Argentine writer Alicia Panero has been for quite some time now the closest thing to an answer to relatives of fallen unidentified Argentine combatants in the 1982 conflict have had.

“Grave C1.10 should have been reopened in 2017,” Panero told MercoPress in a telephone interview Thursday. It was not, because in 2004 when the new Argentine Military cemetery in Darwin”was set up, names of Argentine Air Force soldiers were added to that one-casket structure containing remains of at least five Gendarmería Nacional operatives.

In other words, “since there were names on it” those buried in grave C1.10 were not among the ones “known only by God.” Under those circumstances, the unearthing of those remains did not fall under the scope of the agreement signed in late December 2016 among the governments of the United Kingdom, Argentina, the Falkland Islands and the International Committee of the Red Cross (ICRC).

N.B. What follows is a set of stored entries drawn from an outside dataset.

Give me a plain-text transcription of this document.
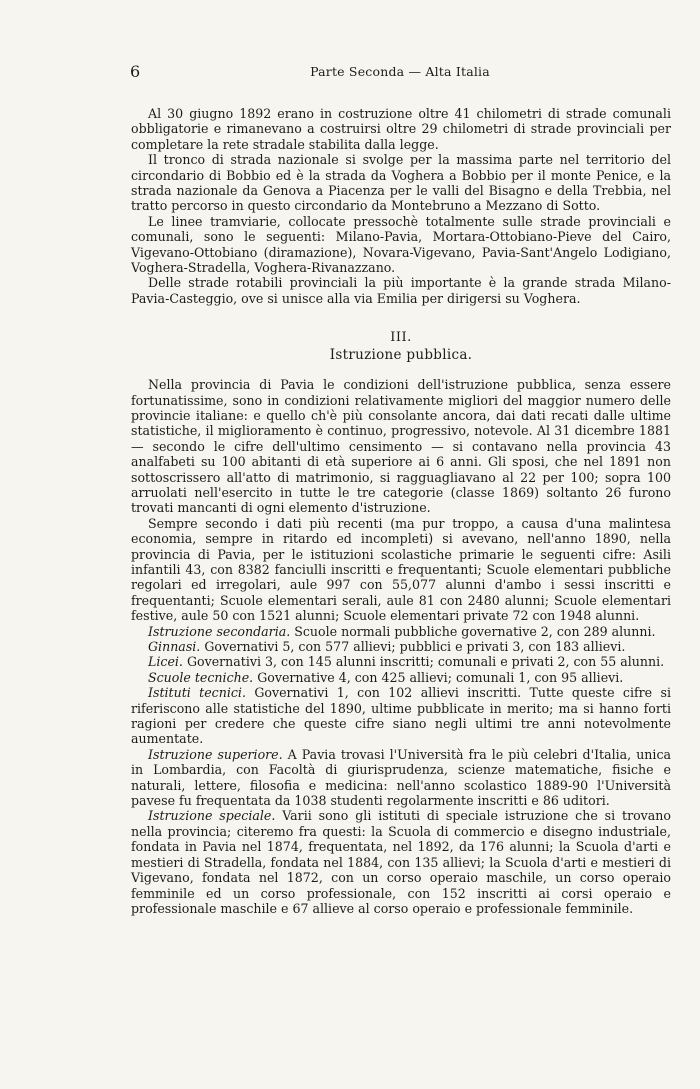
6	Parte Seconda — Alta Italia

Al 30 giugno 1892 erano in costruzione oltre 41 chilometri di strade comunali obbligatorie e rimanevano a costruirsi oltre 29 chilometri di strade provinciali per completare la rete stradale stabilita dalla legge.

Il tronco di strada nazionale si svolge per la massima parte nel territorio del circondario di Bobbio ed è la strada da Voghera a Bobbio per il monte Penice, e la strada nazionale da Genova a Piacenza per le valli del Bisagno e della Trebbia, nel tratto percorso in questo circondario da Montebruno a Mezzano di Sotto.

Le linee tramviarie, collocate pressochè totalmente sulle strade provinciali e comunali, sono le seguenti: Milano-Pavia, Mortara-Ottobiano-Pieve del Cairo, Vigevano-Ottobiano (diramazione), Novara-Vigevano, Pavia-Sant'Angelo Lodigiano, Voghera-Stradella, Voghera-Rivanazzano.

Delle strade rotabili provinciali la più importante è la grande strada Milano-Pavia-Casteggio, ove si unisce alla via Emilia per dirigersi su Voghera.

III.
Istruzione pubblica.

Nella provincia di Pavia le condizioni dell'istruzione pubblica, senza essere fortunatissime, sono in condizioni relativamente migliori del maggior numero delle provincie italiane: e quello ch'è più consolante ancora, dai dati recati dalle ultime statistiche, il miglioramento è continuo, progressivo, notevole. Al 31 dicembre 1881 — secondo le cifre dell'ultimo censimento — si contavano nella provincia 43 analfabeti su 100 abitanti di età superiore ai 6 anni. Gli sposi, che nel 1891 non sottoscrissero all'atto di matrimonio, si ragguagliavano al 22 per 100; sopra 100 arruolati nell'esercito in tutte le tre categorie (classe 1869) soltanto 26 furono trovati mancanti di ogni elemento d'istruzione.

Sempre secondo i dati più recenti (ma pur troppo, a causa d'una malintesa economia, sempre in ritardo ed incompleti) si avevano, nell'anno 1890, nella provincia di Pavia, per le istituzioni scolastiche primarie le seguenti cifre: Asili infantili 43, con 8382 fanciulli inscritti e frequentanti; Scuole elementari pubbliche regolari ed irregolari, aule 997 con 55,077 alunni d'ambo i sessi inscritti e frequentanti; Scuole elementari serali, aule 81 con 2480 alunni; Scuole elementari festive, aule 50 con 1521 alunni; Scuole elementari private 72 con 1948 alunni.

Istruzione secondaria. Scuole normali pubbliche governative 2, con 289 alunni.

Ginnasi. Governativi 5, con 577 allievi; pubblici e privati 3, con 183 allievi.

Licei. Governativi 3, con 145 alunni inscritti; comunali e privati 2, con 55 alunni.

Scuole tecniche. Governative 4, con 425 allievi; comunali 1, con 95 allievi.

Istituti tecnici. Governativi 1, con 102 allievi inscritti. Tutte queste cifre si riferiscono alle statistiche del 1890, ultime pubblicate in merito; ma si hanno forti ragioni per credere che queste cifre siano negli ultimi tre anni notevolmente aumentate.

Istruzione superiore. A Pavia trovasi l'Università fra le più celebri d'Italia, unica in Lombardia, con Facoltà di giurisprudenza, scienze matematiche, fisiche e naturali, lettere, filosofia e medicina: nell'anno scolastico 1889-90 l'Università pavese fu frequentata da 1038 studenti regolarmente inscritti e 86 uditori.

Istruzione speciale. Varii sono gli istituti di speciale istruzione che si trovano nella provincia; citeremo fra questi: la Scuola di commercio e disegno industriale, fondata in Pavia nel 1874, frequentata, nel 1892, da 176 alunni; la Scuola d'arti e mestieri di Stradella, fondata nel 1884, con 135 allievi; la Scuola d'arti e mestieri di Vigevano, fondata nel 1872, con un corso operaio maschile, un corso operaio femminile ed un corso professionale, con 152 inscritti ai corsi operaio e professionale maschile e 67 allieve al corso operaio e professionale femminile.
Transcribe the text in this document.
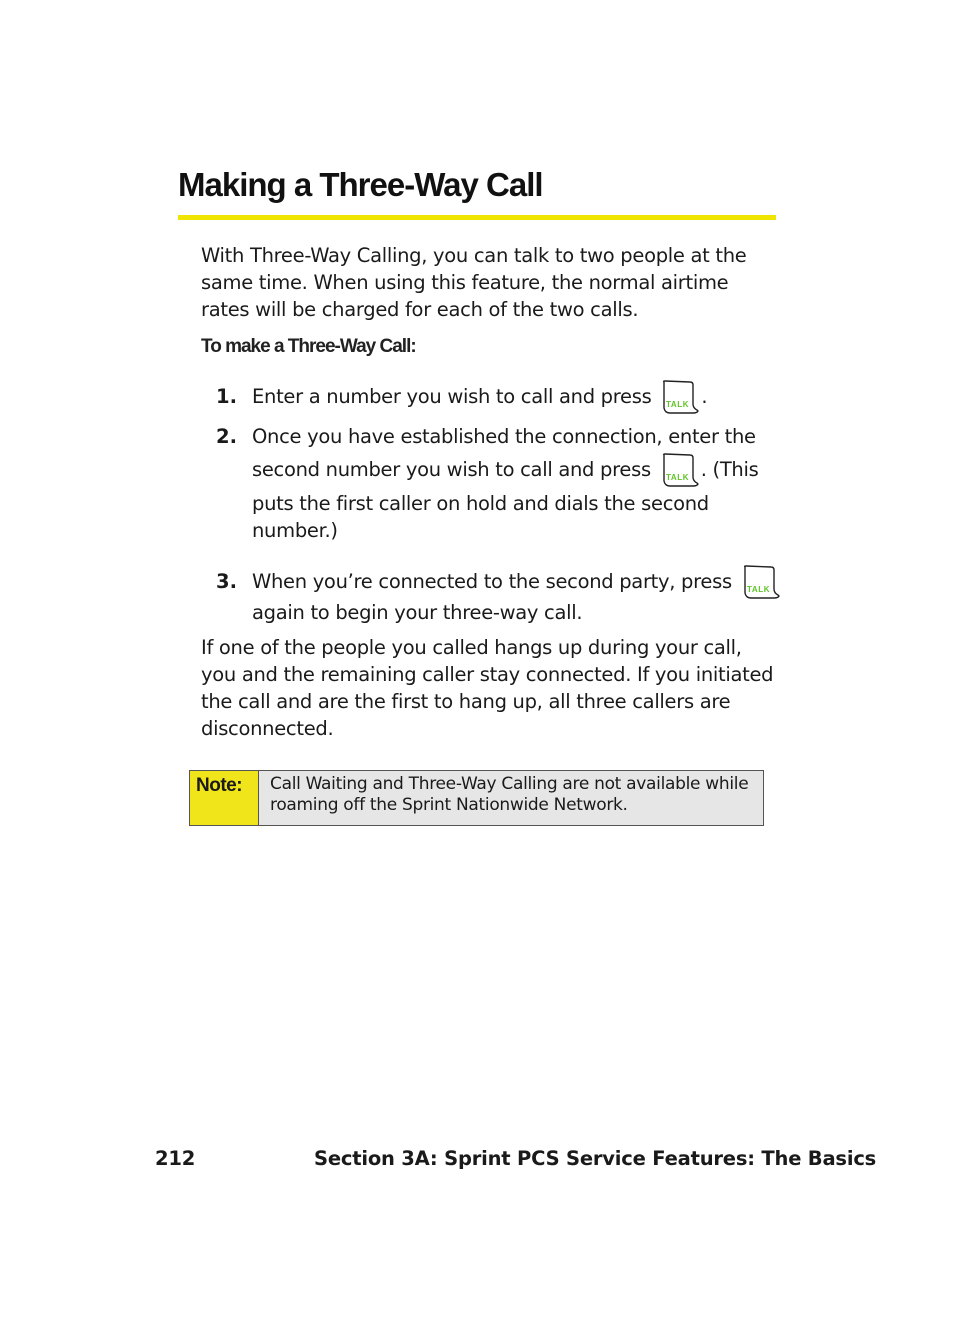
Making a Three-Way Call

With Three-Way Calling, you can talk to two people at the same time. When using this feature, the normal airtime rates will be charged for each of the two calls.

To make a Three-Way Call:

1. Enter a number you wish to call and press	.
2. Once you have established the connection, enter the
second number you wish to call and press	. (This
puts the first caller on hold and dials the second
number.)
3. When you’re connected to the second party, press
again to begin your three-way call.

If one of the people you called hangs up during your call, you and the remaining caller stay connected. If you initiated the call and are the first to hang up, all three callers are disconnected.

Note:	Call Waiting and Three-Way Calling are not available while roaming off the Sprint Nationwide Network.
212	Section 3A: Sprint PCS Service Features: The Basics
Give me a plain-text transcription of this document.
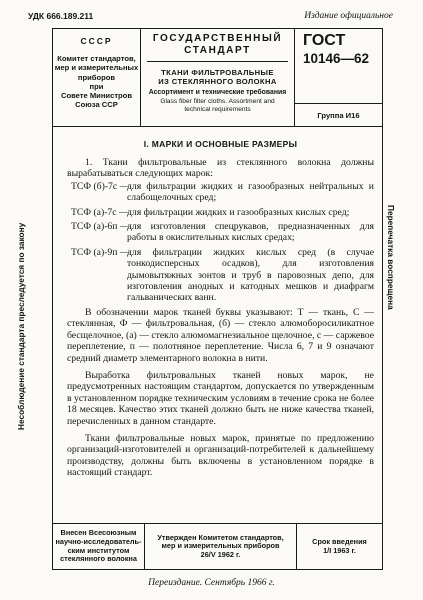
УДК 666.189.211	Издание официальное
Несоблюдение стандарта преследуется по закону	Перепечатка воспрещена
СССР
Комитет стандартов,
мер и измерительных
приборов
при
Совете Министров
Союза ССР
ГОСУДАРСТВЕННЫЙ
СТАНДАРТ
ТКАНИ ФИЛЬТРОВАЛЬНЫЕ
ИЗ СТЕКЛЯННОГО ВОЛОКНА
Ассортимент и технические требования
Glass fiber filter cloths. Assortment and
technical requirements
ГОСТ
10146—62
Группа И16
I. МАРКИ И ОСНОВНЫЕ РАЗМЕРЫ

1. Ткани фильтровальные из стеклянного волокна должны вырабатываться следующих марок:

ТСФ (б)-7с —
для фильтрации жидких и газообразных нейтральных и слабощелочных сред;
ТСФ (а)-7с —
для фильтрации жидких и газообразных кислых сред;
ТСФ (а)-6п —
для изготовления спецрукавов, предназначенных для работы в окислительных кислых средах;
ТСФ (а)-9п —
для фильтрации жидких кислых сред (в случае тонкодисперсных осадков), для изготовления дымовытяжных зонтов и труб в паровозных депо, для изготовления анодных и катодных мешков и диафрагм гальванических ванн.

В обозначении марок тканей буквы указывают: Т — ткань, С — стеклянная, Ф — фильтровальная, (б) — стекло алюмоборосиликатное бесщелочное, (а) — стекло алюмомагнезиальное щелочное, с — саржевое переплетение, п — полотняное переплетение. Числа 6, 7 и 9 означают средний диаметр элементарного волокна в нити.

Выработка фильтровальных тканей новых марок, не предусмотренных настоящим стандартом, допускается по утвержденным в установленном порядке техническим условиям в течение срока не более 18 месяцев. Качество этих тканей должно быть не ниже качества тканей, перечисленных в данном стандарте.

Ткани фильтровальные новых марок, принятые по предложению организаций-изготовителей и организаций-потребителей к дальнейшему производству, должны быть включены в установленном порядке в настоящий стандарт.

Внесен Всесоюзным
научно-исследователь-
ским институтом
стеклянного волокна
Утвержден Комитетом стандартов,
мер и измерительных приборов
26/V 1962 г.
Срок введения
1/I 1963 г.
Переиздание. Сентябрь 1966 г.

But Panero and the families involved knew better. “I've always trusted (British Colonel Geoffrey) Cardoso's report,” which specified that the human remains in grave C1.10 were from the Puma Helicopter crew which fell on May 30, 1982, at Mount Kent and “not to the Air Force soldiers who had died 80 kilometres from there and who were identified in 2017 as lying in individual tombs,” she explained MercoPress while she was unable to explain to herself 2004 mislabelling.

“They tried to make me look as if I had lost my mind,” whenever she sought help from Argentine authorities to mend things up and bring peace to the families involved, “because they went through two phases of mourning; one after actual death during the war and the other when they could not find out about the remains” of their loved ones, she added.

In fact, Panero highlighted that most of the data she had collected was public access information supplied to her from British sources and archives.

In addition to Cardoso's work, Panero underscored both the endorsement she received from then British Ambassador Mark Kent as well as the Falkland Islanders Governement' concern towards humanitarian issues, as opposed to the vague response from Argentine authorities, which was also why she had been approached by the families in the first place.

“Had it not been for Cardoso, they would have never been able to identify not 115 but just one body,” she said regarding the ICRC's 2017 humanitarian campaign, which left only seven bodies nameless when their DNAs did not match the samples on the forensics database.

Now that works are underway at grave C1.10, Panero said she hoped similar actions will take place soon regarding grave B4.16, which contains the remains of two nameless soldiers as per the Cardoso document, although it bears the names of five members of a fallen Argentine Air Force Learjet crew.

Identifying the bodies “brings me peace” that these families shall not have to go through another episode of mourning, Panero admitted. “I was there when these mothers found out where their loved ones were buried and I know they died shortly after that, and I know they died in peace,” she went on.

“I want to be there when the new plaque is set in place at grave C1.10. Having helped identify these soldiers is the most significant thing I've ever done in my life, second only to becoming a mother myself,” she stressed.